Allerdings kann die Wirkung schon nachlassen, wenn jemand zu häufig für immer die gleichen Dinge gelobt werde. "Am größten ist die Freude, wenn jemand für etwas ein Kompliment erhält, für das diese Person sonst keine Anerkennung erfährt", sagt der Wissenschaftler. Jede*r reagiere aber unterschiedlich. "Das beste ist ein gerechtes Lob, das gleichzeitig auch differenziert ist", sagt der Hirnforscher. Es sei umso schöner, wenn es individuell auf die Person zugeschnitten ist. Immerhin zeigt das auch, dass der*die Komplimentgeber*in das Gegenüber gut kennt.

Im Job motivierender als Geld

Komplimente haben nicht nur im privaten, sondern auch im beruflichen Umfeld eine positive Wirkung. Die international durchgeführte Studie Motivating People, Getting Beyond Money der Unternehmensberatung McKinsey ergab, dass besonders nicht-finanzielle Anreize wichtig sind, um Wertschätzung auszudrücken und Angestellte zu motivieren.

Die Befragung von mehr als 1000 Manager*innen und Mitarbeiter*innen zeigte, dass Anerkennung und Lob durch die Chefetage genauso wichtig oder sogar wichtiger sind als leistungsabhängige Bezahlung oder höheres Gehalt. 67 Prozent der Teilnehmer*innen schätzten Lob von direkten Vorgesetzten als "sehr effektiv" oder "extrem effektiv" ein, um ihre eigene Motivation zu steigern.

In einem Fall sind Komplimente aber problematisch: Wenn Eltern ihre Kinder ständig ohne Grundlage loben. "Es gibt Eltern, die sagen ihren Kindern immer wieder, sie würden wie ein zweiter Mozart spielen – obwohl ihre Sprösslinge eben nicht überdurchschnittlich talentiert sind", sagt Roth. Die Kinder glaubten dann irgendwann tatsächlich, sie wären ganz toll und überschätzten sich. "Das schadet ihnen massiv, sie entwickeln ja kein gesundes Selbstbild und werden ihr Leben lang darunter leiden", so Roth.

Die Deutschen sind sparsam mit Komplimenten

Auf welche Art gelobt wird, ist kulturell übrigens verschieden. "In Italien macht man viele Komplimente und jeder weiß, dass sie nicht so ernst gemeint sind. In den USA sind sie absolut Standard, dort sind sie eher Floskeln", sagt Roth.

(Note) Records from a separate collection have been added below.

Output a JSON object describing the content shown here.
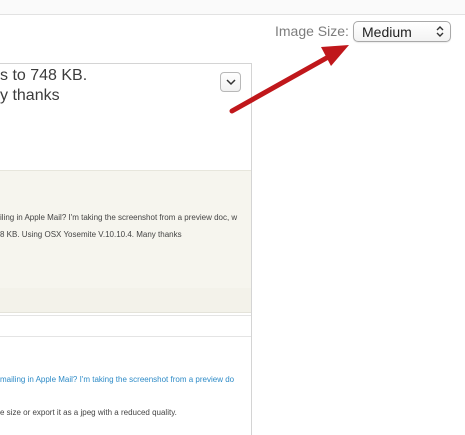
{
  "toolbar": {
    "image_size_label": "Image Size:",
    "image_size_value": "Medium"
  },
  "question": {
    "line1": "s to 748 KB.",
    "line2": "y thanks"
  },
  "body_text": {
    "line1": "iling in Apple Mail? I'm taking the screenshot from a preview doc, w",
    "line2": "8 KB. Using OSX Yosemite V.10.10.4. Many thanks"
  },
  "reply": {
    "link_text": "mailing in Apple Mail? I'm taking the screenshot from a preview do",
    "answer_text": "e size or export it as a jpeg with a reduced quality."
  },
  "colors": {
    "arrow": "#c0171b",
    "link": "#2e8bc7"
  }
}
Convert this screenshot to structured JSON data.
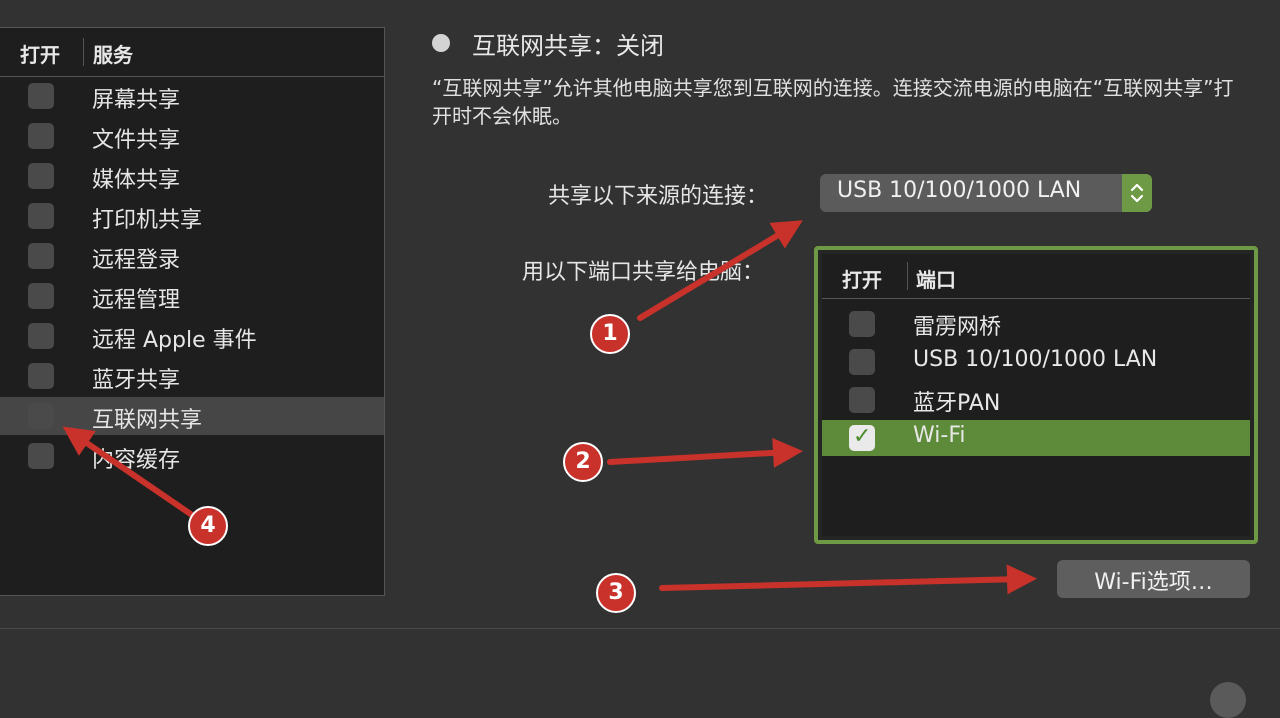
{
  "services": {
    "header": {
      "on": "打开",
      "service": "服务"
    },
    "items": [
      {
        "label": "屏幕共享",
        "checked": false,
        "selected": false
      },
      {
        "label": "文件共享",
        "checked": false,
        "selected": false
      },
      {
        "label": "媒体共享",
        "checked": false,
        "selected": false
      },
      {
        "label": "打印机共享",
        "checked": false,
        "selected": false
      },
      {
        "label": "远程登录",
        "checked": false,
        "selected": false
      },
      {
        "label": "远程管理",
        "checked": false,
        "selected": false
      },
      {
        "label": "远程 Apple 事件",
        "checked": false,
        "selected": false
      },
      {
        "label": "蓝牙共享",
        "checked": false,
        "selected": false
      },
      {
        "label": "互联网共享",
        "checked": false,
        "selected": true
      },
      {
        "label": "内容缓存",
        "checked": false,
        "selected": false
      }
    ]
  },
  "sharing": {
    "status": "互联网共享：关闭",
    "description": "“互联网共享”允许其他电脑共享您到互联网的连接。连接交流电源的电脑在“互联网共享”打开时不会休眠。",
    "source_label": "共享以下来源的连接：",
    "source_value": "USB 10/100/1000 LAN",
    "ports_label": "用以下端口共享给电脑：",
    "ports_header": {
      "on": "打开",
      "port": "端口"
    },
    "ports": [
      {
        "label": "雷雳网桥",
        "checked": false,
        "selected": false
      },
      {
        "label": "USB 10/100/1000 LAN",
        "checked": false,
        "selected": false
      },
      {
        "label": "蓝牙PAN",
        "checked": false,
        "selected": false
      },
      {
        "label": "Wi-Fi",
        "checked": true,
        "selected": true
      }
    ],
    "wifi_options_label": "Wi-Fi选项…"
  },
  "annotations": {
    "badges": [
      "1",
      "2",
      "3",
      "4"
    ],
    "color": "#c8322a"
  },
  "colors": {
    "accent_green": "#6f9a45",
    "selected_row_green": "#5d8b3a"
  }
}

In Norwegen und Finnland dagegen seien die Menschen sparsamer mit Komplimenten, ebenso wie die Deutschen. "Deutsche haben Angst, übertrieben und unehrlich zu wirken", glaubt er.

Auch innerhalb Deutschlands gibt es bei der Lobbereitschaft Unterschiede. "In Ostfriesland und Schwaben untertreibt man lieber als zu übertreiben", sagt Roth, "doch wir sollten ruhig mehr loben." Na dann, lasst uns doch direkt damit anfangen.